Türkiye'de ilk stand-up gösteriyi 1994 yılında ben yaptım. Feza Kültür Merkezi'nde İbrahim Sadri Sahnede isimli bir gösteriydi. Bir yıla yakın sürmüştü. Gerçi benim yaptığıma stand-up'tan daha çok tek kişilik tuluat gösterisi demek daha doğru. 17 yıl aradan sonra yeniden benzer sahne şovuyla izleyici karşısına çıktım. Çünkü ben tiyatroyu çok seviyorum.
Stand-up'ı ilk başlatan kişisiniz ama biz sizi bu sahada göremedik
Ben o topa girmedim; çünkü ben başka bir topla oynuyordum o yıllarda. Şiir albümlerinin açtığı yoldan yürüyordum. Şiir gösterileri adı altında bir iş yapıyorduk. O şiir dinletilerinin içinde yine tek kişilik gösterilerde yaptığımız numaralar da vardı. Şiirlerin arasında hikâyeler anlatıyordum. Ama başlı başına bir stand up gösterisi değildi.
Ne kadar sürecek?
Marifet iltifata tabidir derler. Eğer ilgi görürse haziran ayı sonuna kadar biz her çarşamba gösterimizi sunacağız. Göreceği ilgiye göre bu gösterileri Anadolu'ya taşıma planımız var.
Sizi insanlar daha çok şiir albümleriyle tanıyor ama sizin ilk sahneyle tanışmanız tiyatro ile oldu sanırım...
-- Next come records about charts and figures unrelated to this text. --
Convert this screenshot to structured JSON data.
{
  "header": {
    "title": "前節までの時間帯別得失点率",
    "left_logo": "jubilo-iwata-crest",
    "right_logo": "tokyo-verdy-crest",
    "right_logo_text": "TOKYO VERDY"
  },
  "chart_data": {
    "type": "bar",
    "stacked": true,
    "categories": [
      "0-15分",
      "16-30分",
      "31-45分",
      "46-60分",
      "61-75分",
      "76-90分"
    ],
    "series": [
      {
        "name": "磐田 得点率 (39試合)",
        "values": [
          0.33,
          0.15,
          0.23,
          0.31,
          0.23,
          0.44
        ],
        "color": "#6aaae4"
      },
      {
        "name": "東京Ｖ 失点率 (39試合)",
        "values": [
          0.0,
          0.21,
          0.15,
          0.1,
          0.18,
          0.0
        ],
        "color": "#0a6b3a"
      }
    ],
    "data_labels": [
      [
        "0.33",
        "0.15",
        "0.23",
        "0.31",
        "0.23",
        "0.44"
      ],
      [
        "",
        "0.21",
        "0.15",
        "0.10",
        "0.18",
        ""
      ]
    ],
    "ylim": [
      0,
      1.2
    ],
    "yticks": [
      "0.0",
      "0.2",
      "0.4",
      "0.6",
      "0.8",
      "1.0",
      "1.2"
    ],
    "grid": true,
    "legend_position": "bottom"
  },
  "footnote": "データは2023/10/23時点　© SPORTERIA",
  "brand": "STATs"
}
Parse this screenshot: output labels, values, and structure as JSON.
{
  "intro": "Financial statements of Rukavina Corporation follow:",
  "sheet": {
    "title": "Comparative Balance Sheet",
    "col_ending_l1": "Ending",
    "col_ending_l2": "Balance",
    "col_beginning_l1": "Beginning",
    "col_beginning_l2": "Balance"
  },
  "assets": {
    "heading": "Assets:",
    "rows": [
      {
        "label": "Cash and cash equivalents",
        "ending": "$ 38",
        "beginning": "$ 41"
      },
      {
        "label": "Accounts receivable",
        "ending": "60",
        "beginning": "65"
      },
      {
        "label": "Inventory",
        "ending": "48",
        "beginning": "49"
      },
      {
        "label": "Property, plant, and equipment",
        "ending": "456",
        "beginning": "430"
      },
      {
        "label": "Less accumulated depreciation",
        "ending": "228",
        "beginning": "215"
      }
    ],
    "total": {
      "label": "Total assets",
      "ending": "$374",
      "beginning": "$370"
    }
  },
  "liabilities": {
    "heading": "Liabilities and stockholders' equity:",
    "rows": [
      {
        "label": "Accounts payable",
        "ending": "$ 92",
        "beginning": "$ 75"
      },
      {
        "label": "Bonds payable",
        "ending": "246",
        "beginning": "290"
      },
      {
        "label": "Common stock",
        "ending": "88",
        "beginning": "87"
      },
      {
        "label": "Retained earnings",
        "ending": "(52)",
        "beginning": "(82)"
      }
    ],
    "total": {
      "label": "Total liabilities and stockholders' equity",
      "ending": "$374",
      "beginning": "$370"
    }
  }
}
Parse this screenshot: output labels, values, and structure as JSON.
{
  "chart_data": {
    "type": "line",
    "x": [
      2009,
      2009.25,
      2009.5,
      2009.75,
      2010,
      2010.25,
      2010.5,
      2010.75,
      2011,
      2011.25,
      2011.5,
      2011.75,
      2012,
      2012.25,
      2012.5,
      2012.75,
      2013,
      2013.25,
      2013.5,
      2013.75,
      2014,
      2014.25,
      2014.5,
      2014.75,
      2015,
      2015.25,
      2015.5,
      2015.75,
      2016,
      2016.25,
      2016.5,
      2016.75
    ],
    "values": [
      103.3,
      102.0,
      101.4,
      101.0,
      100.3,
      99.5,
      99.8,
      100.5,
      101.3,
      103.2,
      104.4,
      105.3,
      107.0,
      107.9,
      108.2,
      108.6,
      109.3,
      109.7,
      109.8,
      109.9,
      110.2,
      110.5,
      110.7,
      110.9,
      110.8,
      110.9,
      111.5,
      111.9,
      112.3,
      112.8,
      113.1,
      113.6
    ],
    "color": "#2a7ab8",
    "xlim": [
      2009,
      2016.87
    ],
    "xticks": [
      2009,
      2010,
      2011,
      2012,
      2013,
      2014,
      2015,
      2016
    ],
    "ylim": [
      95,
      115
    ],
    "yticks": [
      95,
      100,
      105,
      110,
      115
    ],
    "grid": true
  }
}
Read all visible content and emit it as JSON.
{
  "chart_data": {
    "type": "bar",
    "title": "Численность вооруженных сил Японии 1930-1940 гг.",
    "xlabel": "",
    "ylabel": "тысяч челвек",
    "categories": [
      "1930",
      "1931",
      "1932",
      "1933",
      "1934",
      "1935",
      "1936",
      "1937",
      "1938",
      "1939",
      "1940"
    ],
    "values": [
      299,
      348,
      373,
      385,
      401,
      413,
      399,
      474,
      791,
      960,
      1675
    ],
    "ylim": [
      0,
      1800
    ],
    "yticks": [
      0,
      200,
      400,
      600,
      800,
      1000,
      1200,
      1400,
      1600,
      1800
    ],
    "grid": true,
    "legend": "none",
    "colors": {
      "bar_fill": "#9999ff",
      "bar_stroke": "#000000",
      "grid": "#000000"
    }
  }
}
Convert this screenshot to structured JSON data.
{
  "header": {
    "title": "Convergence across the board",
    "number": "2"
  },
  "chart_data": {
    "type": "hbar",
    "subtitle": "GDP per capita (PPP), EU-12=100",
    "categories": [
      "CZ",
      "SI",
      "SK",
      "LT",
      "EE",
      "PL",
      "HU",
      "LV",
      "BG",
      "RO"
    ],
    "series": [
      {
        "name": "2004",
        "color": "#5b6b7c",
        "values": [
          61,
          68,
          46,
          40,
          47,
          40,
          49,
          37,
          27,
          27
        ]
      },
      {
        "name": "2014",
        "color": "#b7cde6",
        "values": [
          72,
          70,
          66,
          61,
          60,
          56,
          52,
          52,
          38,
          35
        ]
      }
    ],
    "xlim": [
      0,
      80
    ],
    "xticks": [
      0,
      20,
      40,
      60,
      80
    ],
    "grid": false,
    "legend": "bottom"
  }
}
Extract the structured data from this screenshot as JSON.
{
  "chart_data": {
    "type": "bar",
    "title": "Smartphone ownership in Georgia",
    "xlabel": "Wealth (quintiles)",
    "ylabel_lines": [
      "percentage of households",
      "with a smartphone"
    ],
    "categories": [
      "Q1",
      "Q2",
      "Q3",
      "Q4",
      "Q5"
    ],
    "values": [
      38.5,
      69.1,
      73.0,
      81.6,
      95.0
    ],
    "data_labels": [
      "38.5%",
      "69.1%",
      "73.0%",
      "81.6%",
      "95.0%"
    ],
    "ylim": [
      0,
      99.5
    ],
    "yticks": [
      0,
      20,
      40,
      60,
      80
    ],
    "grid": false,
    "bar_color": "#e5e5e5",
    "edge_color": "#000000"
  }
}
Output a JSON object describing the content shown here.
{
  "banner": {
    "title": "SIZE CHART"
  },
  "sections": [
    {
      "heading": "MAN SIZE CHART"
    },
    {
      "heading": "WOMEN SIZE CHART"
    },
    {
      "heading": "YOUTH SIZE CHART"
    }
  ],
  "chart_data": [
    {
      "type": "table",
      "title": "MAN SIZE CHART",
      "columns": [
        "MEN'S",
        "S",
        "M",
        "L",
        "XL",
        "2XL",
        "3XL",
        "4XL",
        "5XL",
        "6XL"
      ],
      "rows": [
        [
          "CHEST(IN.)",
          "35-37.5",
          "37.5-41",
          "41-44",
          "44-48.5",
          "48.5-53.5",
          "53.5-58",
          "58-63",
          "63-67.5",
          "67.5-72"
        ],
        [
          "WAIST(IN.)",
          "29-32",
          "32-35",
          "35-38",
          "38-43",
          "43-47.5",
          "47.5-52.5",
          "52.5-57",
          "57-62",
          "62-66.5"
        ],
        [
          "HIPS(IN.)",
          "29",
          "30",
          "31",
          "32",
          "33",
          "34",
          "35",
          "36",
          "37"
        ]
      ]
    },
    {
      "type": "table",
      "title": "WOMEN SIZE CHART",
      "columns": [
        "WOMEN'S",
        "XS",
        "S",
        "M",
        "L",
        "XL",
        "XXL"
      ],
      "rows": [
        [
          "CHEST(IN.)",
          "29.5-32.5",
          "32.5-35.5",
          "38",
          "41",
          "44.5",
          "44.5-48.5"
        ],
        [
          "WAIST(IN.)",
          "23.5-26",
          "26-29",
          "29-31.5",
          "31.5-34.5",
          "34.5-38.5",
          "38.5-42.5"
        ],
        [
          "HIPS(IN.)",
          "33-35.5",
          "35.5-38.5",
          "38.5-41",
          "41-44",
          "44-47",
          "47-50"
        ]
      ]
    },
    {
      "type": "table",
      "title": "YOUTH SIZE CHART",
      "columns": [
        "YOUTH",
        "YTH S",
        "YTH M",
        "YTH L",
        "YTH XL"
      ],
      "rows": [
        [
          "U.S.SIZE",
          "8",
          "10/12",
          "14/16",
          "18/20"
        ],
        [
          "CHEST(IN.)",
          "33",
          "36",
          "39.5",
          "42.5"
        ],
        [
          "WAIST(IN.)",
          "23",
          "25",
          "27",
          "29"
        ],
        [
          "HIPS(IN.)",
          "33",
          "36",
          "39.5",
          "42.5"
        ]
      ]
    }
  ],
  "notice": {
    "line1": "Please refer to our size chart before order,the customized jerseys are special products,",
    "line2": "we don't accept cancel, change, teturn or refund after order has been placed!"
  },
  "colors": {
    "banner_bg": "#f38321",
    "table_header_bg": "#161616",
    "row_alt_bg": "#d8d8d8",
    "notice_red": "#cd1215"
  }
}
Evet. Benim hikâyem 1981'de başlıyor. Düğün salonlarında komedyenlik yaparak başladım tiyatroya. Liseyi yeni bitirmiştim. Papyonlar isminde bir ikiliydik. Ateş Böcekleri, Bal Arıları, Şen Bahriyeliler gibi ekollerin sonuncusuyduk. İki yıla yakın İstanbul'un farklı düğün salonlarında sahneye çıktık. Bu sahneyle tanışma 1985'le birlikte tiyatroya dönüştü. Ulvi Alacakaptan ve 10-15 arkadaşla birlikte Çağrı Sahnesi'ni kurduk. Burada yazarlık, oyunculuk, yönetmenlik yaptım. Çağrı Sahnesi'yle birlikte Türkiye'de Hakkari ve Ağrı dışında gitmediğimiz il kalmadı. 1992 yılına kadar politik içerikli oyunlar oynadık.
Yine sizin imzanızı taşıyan bant tiyatrolarını hatırlıyorum.
Ekseriyeti mizah içerikli olmak kaydıyla zamanla İslam tarihinden örneklerin de anlatıldığı bir dizi bant tiyatrosuna öncülük eden isimlerden biriyim. O oyunların birçoğunu yazdım, seslendirdim. O dönemin ihtiyaçlarına cevap veren bir çalışmaydı. Belki bugün yapılsa bir karşılığı olmayabilir. Ama dönem orada bir vazife gördü. Hizmet etti.
Daha çok İslami camianın mı ilgisi vardı bu bant tiyatrolarına?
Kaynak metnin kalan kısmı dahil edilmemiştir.